I leave Monica her anonymity because of a law called the Intelligence Identities Protection Act, which was passed in response to the publication, in 1975, of a tell-all called
Inside the Company: CIA Diary.
Its author, Philip Agee, was a former CIA officer who was so disturbed by the CIA’s violent subversions of Latin American democracies that he exposed dozens of the subversions and hundreds of the subverters, by name. The CIA and Ford White House wanted Agee’s throat, but although they could prosecute him for breaking his contract with the CIA (which required employees and ex-employees to send their writings through a CIA censor), there was no law against revealing the names of a CIA officer per se.
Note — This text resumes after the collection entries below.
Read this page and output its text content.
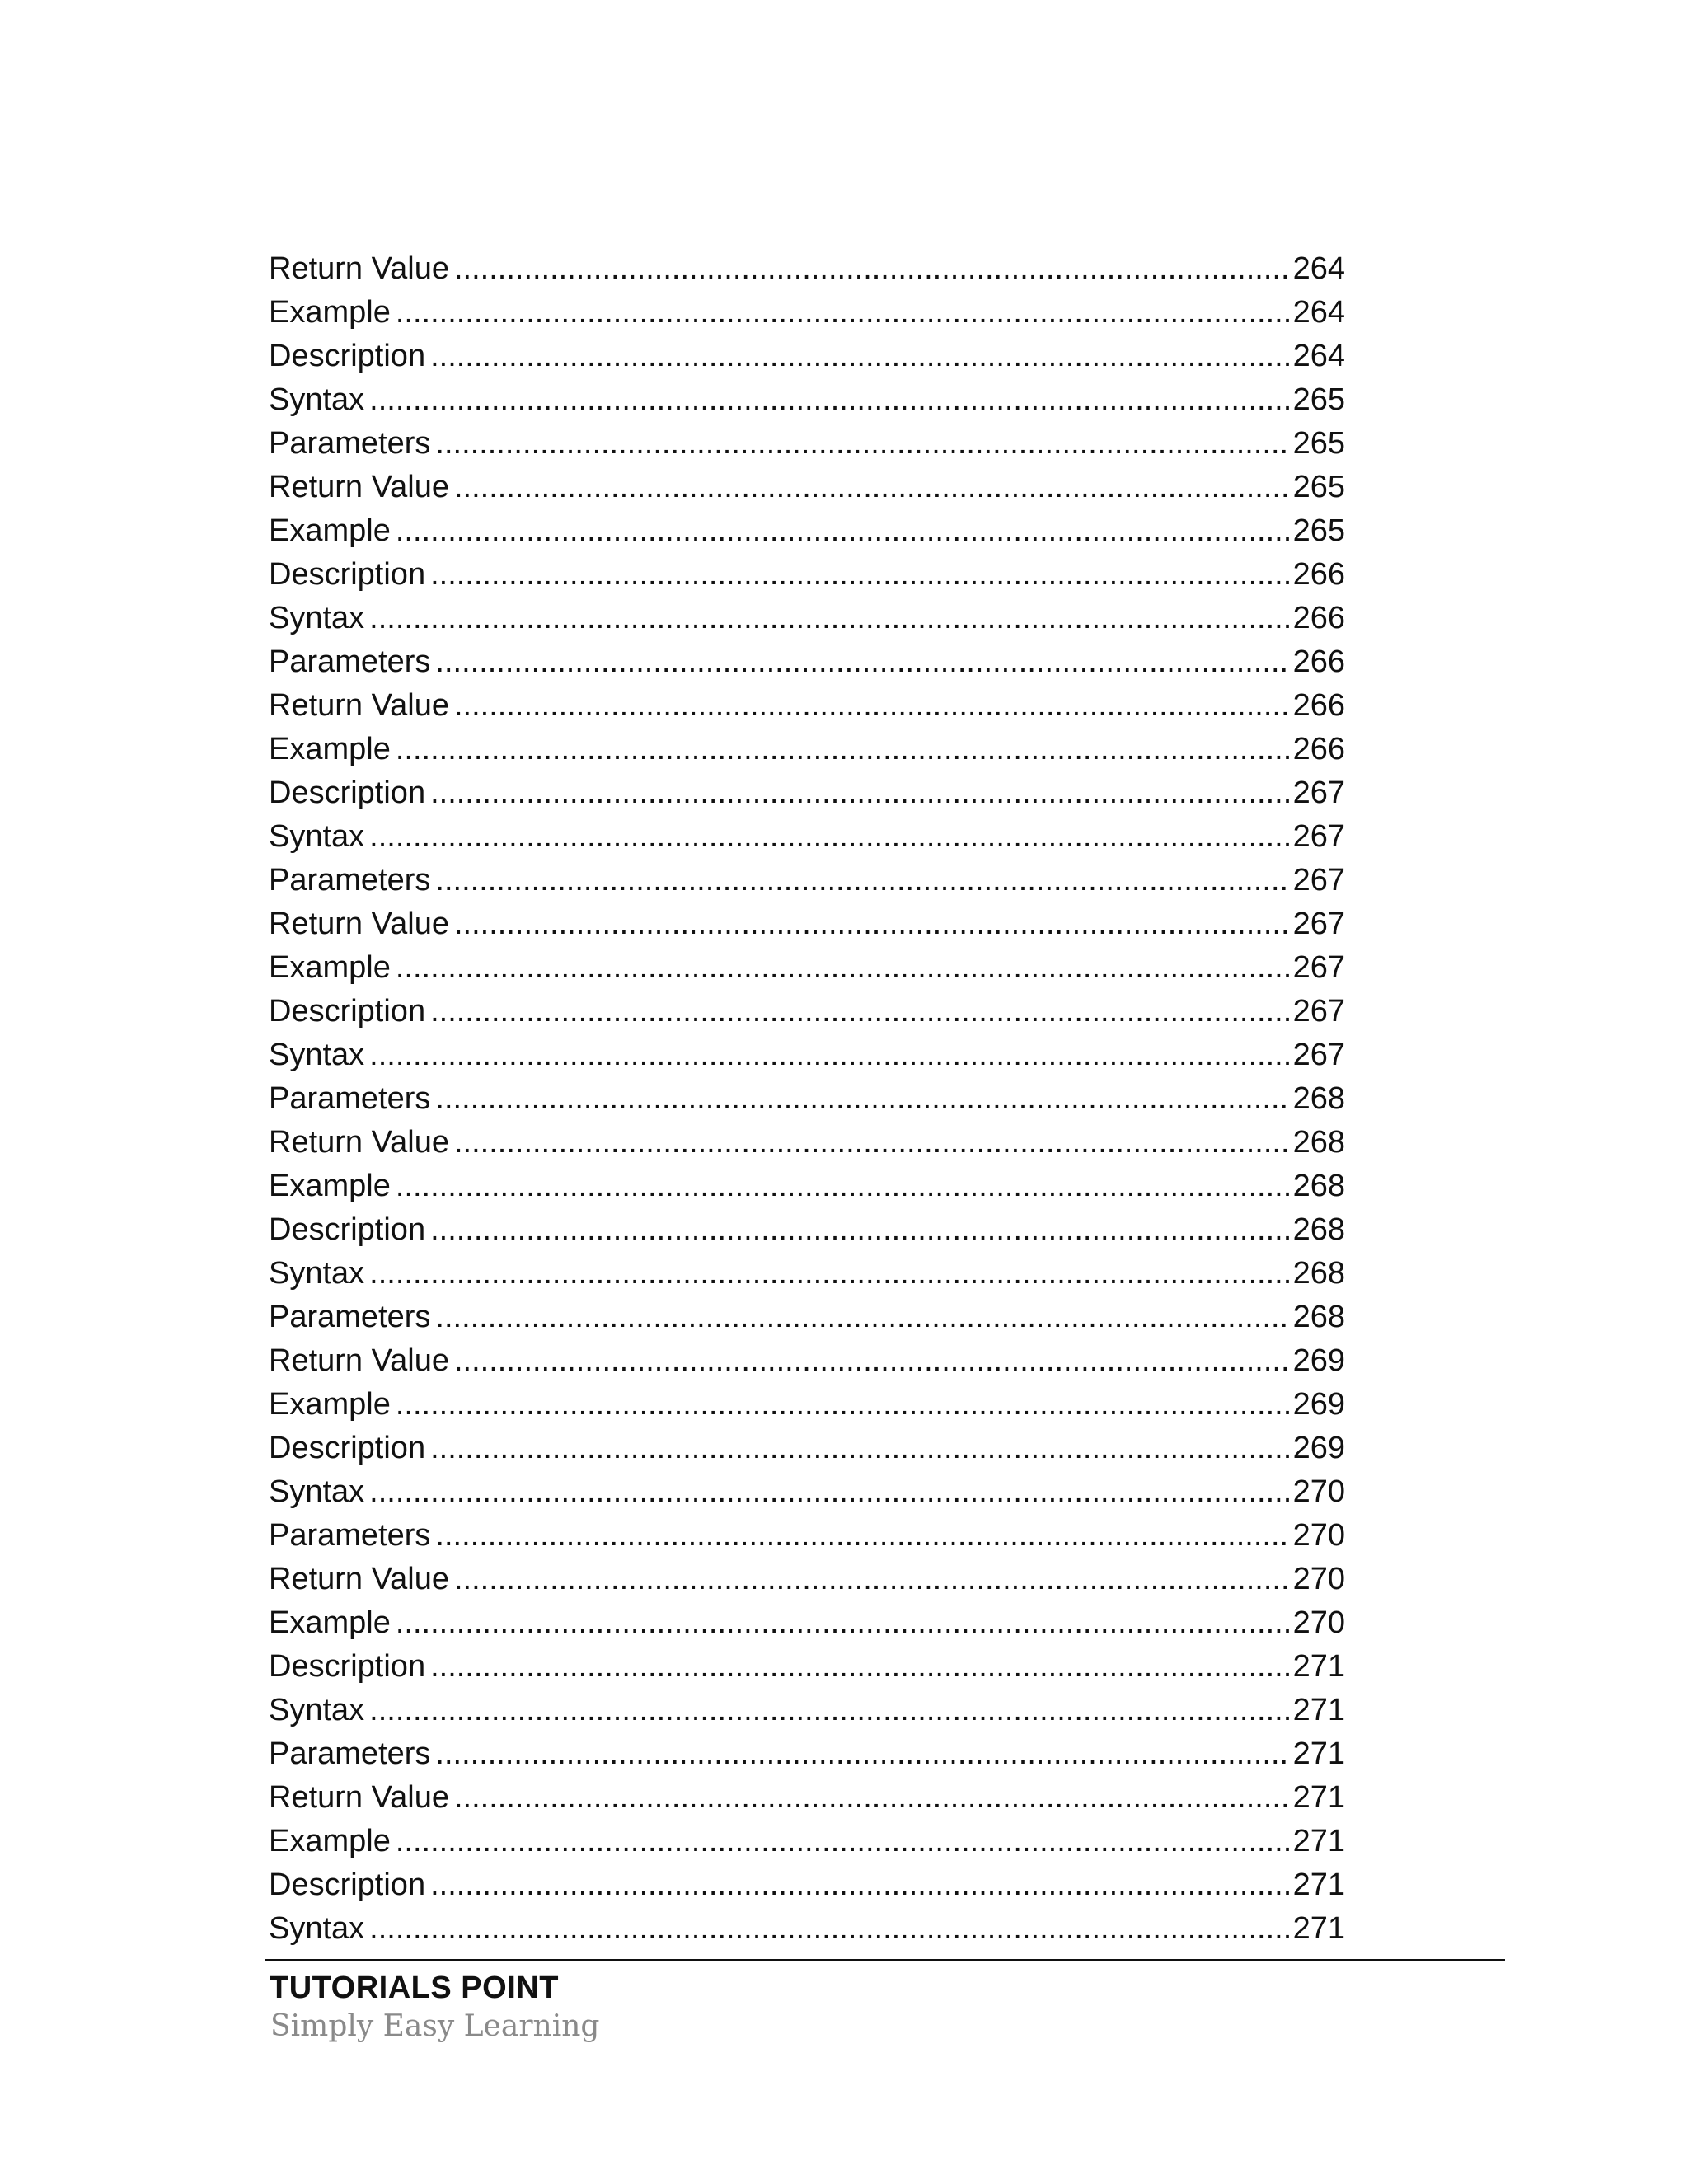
Return Value .....	264
Example .....	264
Description .....	264
Syntax .....	265
Parameters .....	265
Return Value .....	265
Example .....	265
Description .....	266
Syntax .....	266
Parameters .....	266
Return Value .....	266
Example .....	266
Description .....	267
Syntax .....	267
Parameters .....	267
Return Value .....	267
Example .....	267
Description .....	267
Syntax .....	267
Parameters .....	268
Return Value .....	268
Example .....	268
Description .....	268
Syntax .....	268
Parameters .....	268
Return Value .....	269
Example .....	269
Description .....	269
Syntax .....	270
Parameters .....	270
Return Value .....	270
Example .....	270
Description .....	271
Syntax .....	271
Parameters .....	271
Return Value .....	271
Example .....	271
Description .....	271
Syntax .....	271
TUTORIALS POINT
Simply Easy Learning
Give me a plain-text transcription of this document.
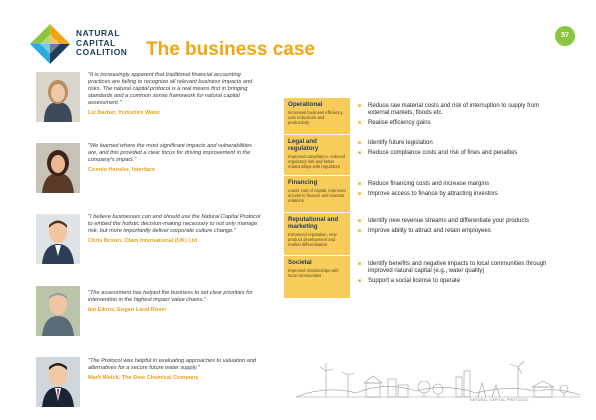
NATURAL
CAPITAL
COALITION The business case
57
"It is increasingly apparent that traditional financial accounting practices are failing to recognize all relevant business impacts and risks. The natural capital protocol is a real means first in bringing standards and a common sense framework for natural capital assessment."
Liz Barber, Yorkshire Water
"We learned where the most significant impacts and vulnerabilities are, and this provided a clear focus for driving improvement in the company's impact."
Connie Hensler, Interface
"I believe businesses can and should use the Natural Capital Protocol to embed the holistic decision-making necessary to not only manage risk, but more importantly deliver corporate culture change."
Chris Brown, Olam International (UK) Ltd
"The assessment has helped the business to set clear priorities for intervention in the highest impact value chains."
Ian Elkins, Engen Land Rover
"The Protocol was helpful in evaluating approaches to valuation and alternatives for a secure future water supply."
Mark Weick, The Dow Chemical Company
Operational
Increased business efficiency, cost reductions and productivity
■ Reduce raw material costs and risk of interruption to supply from external markets, floods etc.
■ Realise efficiency gains
Legal and regulatory
Improved compliance, reduced regulatory risk and better relationships with regulators
■ Identify future legislation
■ Reduce compliance costs and risk of fines and penalties
Financing
Lower cost of capital, improved access to finance and investor relations
■ Reduce financing costs and increase margins
■ Improve access to finance by attracting investors
Reputational and marketing
Enhanced reputation, new product development and market differentiation
■ Identify new revenue streams and differentiate your products
■ Improve ability to attract and retain employees
Societal
Improved relationships with local communities
■ Identify benefits and negative impacts to local communities through improved natural capital (e.g., water quality)
■ Support a social license to operate
NATURAL CAPITAL PROTOCOL
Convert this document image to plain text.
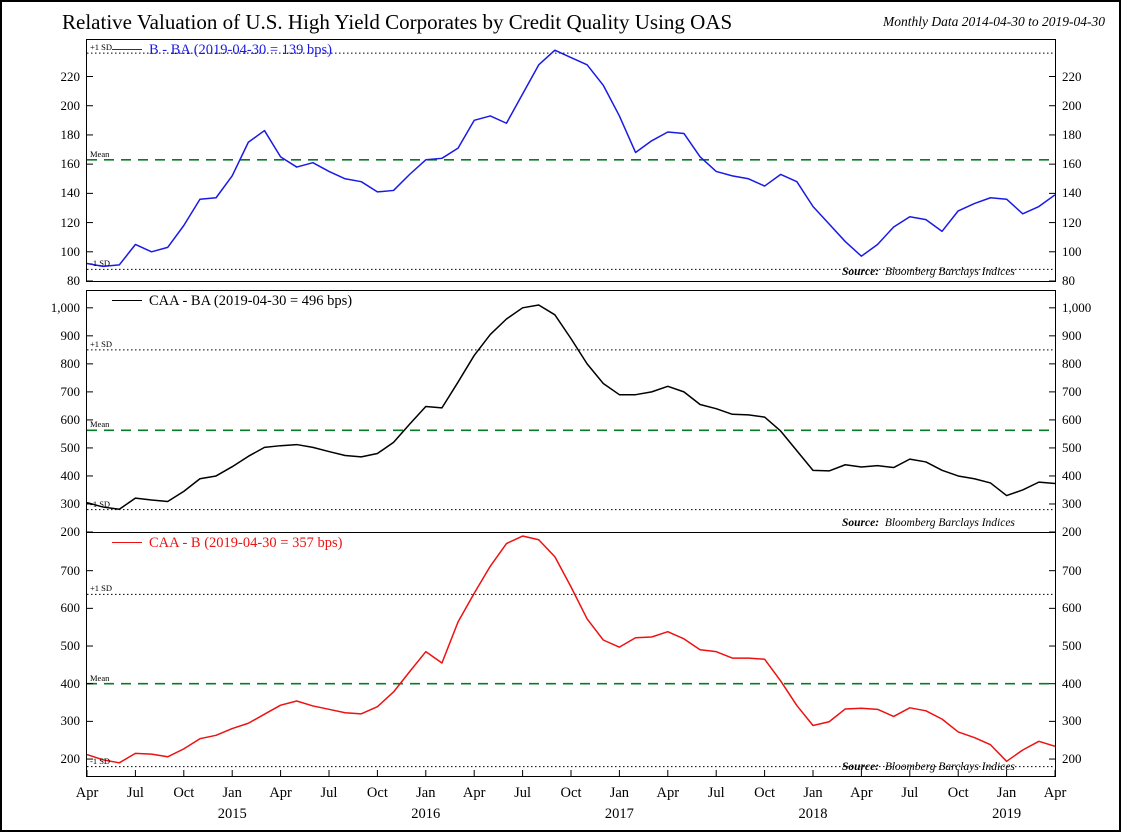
Relative Valuation of U.S. High Yield Corporates by Credit Quality Using OAS	Monthly Data 2014-04-30 to 2019-04-30
B - BA (2019-04-30 = 139 bps)
Source: Bloomberg Barclays Indices
CAA - BA (2019-04-30 = 496 bps)
Source: Bloomberg Barclays Indices
CAA - B (2019-04-30 = 357 bps)
Source: Bloomberg Barclays Indices
80	80
100	100
120	120
140	140
160	160
180	180
200	200
220	220
+1 SD
Mean
-1 SD
200	200
300	300
400	400
500	500
600	600
700	700
800	800
900	900
1,000	1,000
+1 SD
Mean
-1 SD
200	200
300	300
400	400
500	500
600	600
700	700
+1 SD
Mean
-1 SD
Apr	Jul	Oct	Jan	Apr	Jul	Oct	Jan	Apr	Jul	Oct	Jan	Apr	Jul	Oct	Jan	Apr	Jul	Oct	Jan	Apr
2015	2016	2017	2018	2019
Someone outside the CIA, for example a reporter, could have published the entire personnel directory of the CIA without repercussion. At the time, the CIA was not in a position to correct this legal oversight, because Congress and reporters had just revealed that the agency had spied illegally on thousands of Americans, had abetted the Watergate burglars, had paid Mafia wiseguys to try to assassinate Fidel Castro, had helped overthrow the freely elected governments of Guatemala, Chile, and Brazil, and had done many other ugly things besides. But by 1982 the memory of these sins had faded, the American Right was again ascendant, and Congress and President Reagan enacted the Intelligence Identities Protection Act, which made it a crime to reveal the identity of an American spy. The act makes no exception for whistleblowing. A CIA officer can strangle infants in their cribs, rape whole convents of nuns, and assassinate the Queen of England, but to report the spy’s name makes the reporter a felon. There is a strong First Amendment argument that the law is so indiscriminate as to be unconstitutional, but the current Supreme Court has subordinated the Constitution to an authoritarian idea of national security, and even were the court saner, to challenge the law would be the work of many years and thousands of dollars. I therefore leave Abu Omar’s kidnappers their namelessness.